Putin apologists in the West like to blame America and the Bush-Cheney years for worsening relations with Russia. Yet Senator Obama will not allow himself to be outflanked with accusations of being soft on the Kremlin. Putin has given the American arms industry and Democratic as well as Republican neo-cons a perfect opening to launch a new Cold War.
The Kremlin wants to drive a wedge between its neighbours and other European states, and between America and Europe. And in its version of Euroscepticism, Moscow wants to disaggregate EU member states into competing nations that reject EU unity.
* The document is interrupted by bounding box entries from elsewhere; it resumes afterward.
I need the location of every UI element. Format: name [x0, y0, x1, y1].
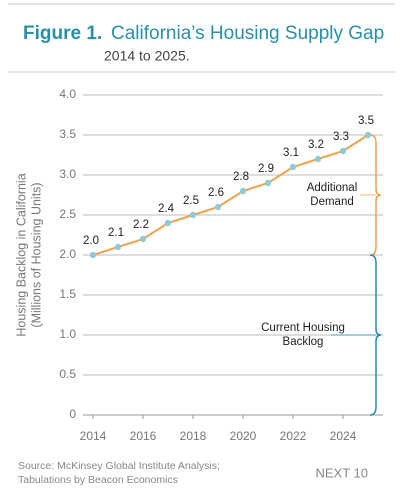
x-tick-label: 2016 — [130, 429, 157, 443]
point — [214, 203, 222, 211]
y-tick-label: 1.5 — [59, 287, 76, 301]
point — [139, 235, 147, 243]
y-axis-label: (Millions of Housing Units) — [29, 182, 43, 327]
point — [114, 243, 122, 251]
point — [364, 131, 372, 139]
annotation: Current Housing — [261, 322, 345, 334]
y-tick-label: 2.5 — [59, 207, 76, 221]
data-label: 3.5 — [358, 115, 374, 127]
data-label: 3.3 — [333, 131, 349, 143]
brand: NEXT 10 — [315, 465, 368, 480]
y-tick-label: 1.0 — [59, 327, 76, 341]
series-line — [92, 134, 369, 256]
point — [189, 211, 197, 219]
x-tick-label: 2020 — [230, 429, 257, 443]
source: Source: McKinsey Global Institute Analys… — [18, 460, 220, 472]
brace — [369, 254, 382, 416]
annotation: Additional — [307, 182, 358, 194]
point — [289, 163, 297, 171]
y-tick-label: 0 — [69, 407, 76, 421]
data-label: 2.8 — [233, 171, 249, 183]
point — [89, 251, 97, 259]
data-label: 2.2 — [133, 219, 149, 231]
data-label: 3.1 — [283, 147, 299, 159]
y-tick-label: 0.5 — [59, 367, 76, 381]
point — [164, 219, 172, 227]
y-tick-label: 4.0 — [59, 87, 76, 101]
y-tick-label: 3.0 — [59, 167, 76, 181]
x-tick-label: 2022 — [280, 429, 307, 443]
figure-number: Figure 1. — [23, 23, 102, 44]
y-tick-label: 2.0 — [59, 247, 76, 261]
x-tick-label: 2024 — [330, 429, 357, 443]
chart-subtitle: 2014 to 2025. — [104, 48, 190, 64]
y-tick-label: 3.5 — [59, 127, 76, 141]
data-label: 2.5 — [183, 195, 199, 207]
data-label: 2.4 — [158, 203, 175, 215]
point — [239, 187, 247, 195]
x-tick-label: 2014 — [80, 429, 107, 443]
annotation: Backlog — [283, 336, 324, 348]
point — [339, 147, 347, 155]
chart-title: California’s Housing Supply Gap — [111, 23, 384, 44]
data-label: 2.6 — [208, 187, 224, 199]
source: Tabulations by Beacon Economics — [18, 474, 178, 486]
data-label: 2.0 — [83, 235, 99, 247]
x-tick-label: 2018 — [180, 429, 207, 443]
annotation: Demand — [310, 196, 353, 208]
data-label: 2.1 — [108, 227, 124, 239]
point — [264, 179, 272, 187]
data-label: 2.9 — [258, 163, 274, 175]
data-label: 3.2 — [308, 139, 324, 151]
y-axis-label: Housing Backlog in California — [14, 173, 28, 336]
point — [314, 155, 322, 163]
brace — [369, 134, 382, 256]
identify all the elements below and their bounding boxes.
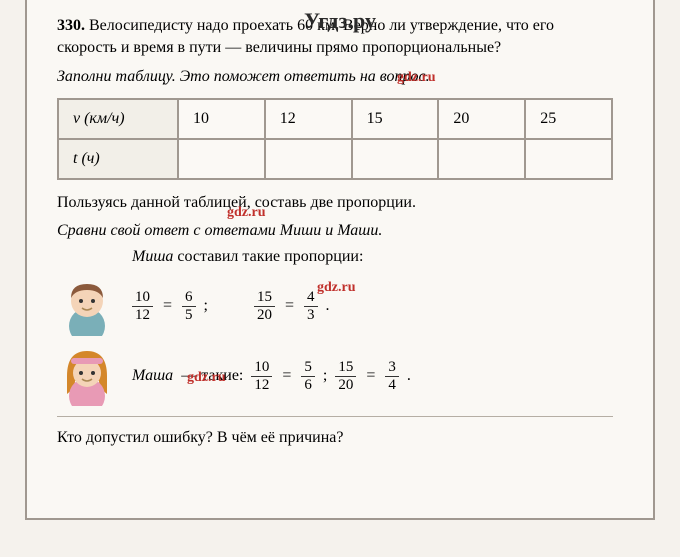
watermark-gdz: gdz.ru bbox=[227, 205, 266, 221]
table-row-t: t (ч) bbox=[58, 139, 612, 179]
equals: = bbox=[282, 367, 291, 385]
equals: = bbox=[366, 367, 375, 385]
table-cell[interactable] bbox=[352, 139, 439, 179]
misha-intro-text: составил такие пропорции: bbox=[173, 248, 363, 265]
masha-block: Маша — такие: 1012 = 56 ; 1520 = 34 . bbox=[57, 346, 613, 406]
fraction: 43 bbox=[304, 289, 318, 323]
table-cell[interactable] bbox=[178, 139, 265, 179]
table-cell: 12 bbox=[265, 99, 352, 139]
instruction-fill-table: Заполни таблицу. Это поможет ответить на… bbox=[57, 68, 613, 86]
fraction: 34 bbox=[385, 359, 399, 393]
watermark-gdz: gdz.ru bbox=[397, 70, 436, 86]
semicolon: ; bbox=[204, 297, 208, 315]
fraction: 1520 bbox=[335, 359, 356, 393]
misha-name: Миша bbox=[132, 248, 173, 265]
row-label-v: v (км/ч) bbox=[58, 99, 178, 139]
table-cell[interactable] bbox=[265, 139, 352, 179]
instruction-proportions: Пользуясь данной таблицей, составь две п… bbox=[57, 192, 613, 214]
fraction: 1012 bbox=[132, 289, 153, 323]
instruction-compare: Сравни свой ответ с ответами Миши и Маши… bbox=[57, 222, 613, 240]
row-label-t: t (ч) bbox=[58, 139, 178, 179]
misha-intro: Миша составил такие пропорции: bbox=[132, 248, 613, 266]
data-table: v (км/ч) 10 12 15 20 25 t (ч) bbox=[57, 98, 613, 180]
period: . bbox=[407, 367, 411, 385]
watermark-gdz: gdz.ru bbox=[187, 370, 226, 386]
fraction: 65 bbox=[182, 289, 196, 323]
problem-number: 330. bbox=[57, 17, 85, 34]
table-cell: 10 bbox=[178, 99, 265, 139]
period: . bbox=[326, 297, 330, 315]
masha-name: Маша bbox=[132, 367, 173, 385]
table-cell[interactable] bbox=[438, 139, 525, 179]
table-cell[interactable] bbox=[525, 139, 612, 179]
problem-container: 330. Велосипедисту надо проехать 60 км. … bbox=[25, 0, 655, 520]
equals: = bbox=[163, 297, 172, 315]
fraction: 1520 bbox=[254, 289, 275, 323]
table-row-v: v (км/ч) 10 12 15 20 25 bbox=[58, 99, 612, 139]
watermark-top: Угдз.ру bbox=[304, 8, 376, 34]
misha-avatar bbox=[57, 276, 117, 336]
watermark-gdz: gdz.ru bbox=[317, 280, 356, 296]
semicolon: ; bbox=[323, 367, 327, 385]
masha-formulas: Маша — такие: 1012 = 56 ; 1520 = 34 . bbox=[132, 359, 411, 393]
table-cell: 25 bbox=[525, 99, 612, 139]
equals: = bbox=[285, 297, 294, 315]
fraction: 56 bbox=[301, 359, 315, 393]
misha-formulas: 1012 = 65 ; 1520 = 43 . bbox=[132, 289, 330, 323]
masha-avatar bbox=[57, 346, 117, 406]
final-question: Кто допустил ошибку? В чём её причина? bbox=[57, 427, 613, 449]
table-cell: 20 bbox=[438, 99, 525, 139]
fraction: 1012 bbox=[251, 359, 272, 393]
divider bbox=[57, 416, 613, 417]
table-cell: 15 bbox=[352, 99, 439, 139]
How should Europe respond? Europe needs its own doctrine to deal with a Russia which rejects the European Union’s norms of rule-of-law, freedom of expression and a state accountable to justice and independent political parties. It is not a remake of the Cold War. Russia is reverting to a 19th century nationalism at a time when Europe and the world needs post-national institutions like the EU to allow proud nations to cooperate and grow together in place of the zero sum politics of the Kremlin.
Today we need a containment and co-operation policy with Russia. Russia is weaker than Putin's rhetoric implies. It has an unhealthy shrinking population the size of Bangladesh and a GDP per capita lower than Equatorial Guinea. To be sure, Europe needs Russian oil and gas and Russia needs European investment under FDI. So co-operation aimed at drawing Russia closer to European norms of an open market economy should remain policy.
But on the political front, it is time to admit that efforts since the early 1990s to be friendly to Russia have failed. Far from the West seeking to humiliate Russia, the doors of every western institution have been opened to Moscow. Her generals sit as observers at Nato meetings. Russians have been made welcome at the Council of Europe.
Russia is European by culture and it is in Europe that the bulk of Russians live. It took many patient years of containment before Sovietism expired. Sadly, Russia has refused the chance to become a full, open, partner of Europe on the basis of democracy, rule of law and respect for European norms and values. A new policy based on as much containment as necessary and as much co-operation as possible is needed.
Conservative neo-con language is as useless as those who find excuses for Putin's doctrine of anti-West aggression. Russia has insisted on asserting national interests and defied international institutions and rules. Europe should fashion a containment-cooperation policy that offer Russia full partnership but on modern European terms not the 19th century nationalist politics Putin practises. If not, the sabre-rattlers in both Moscow and Washington will resume their old game.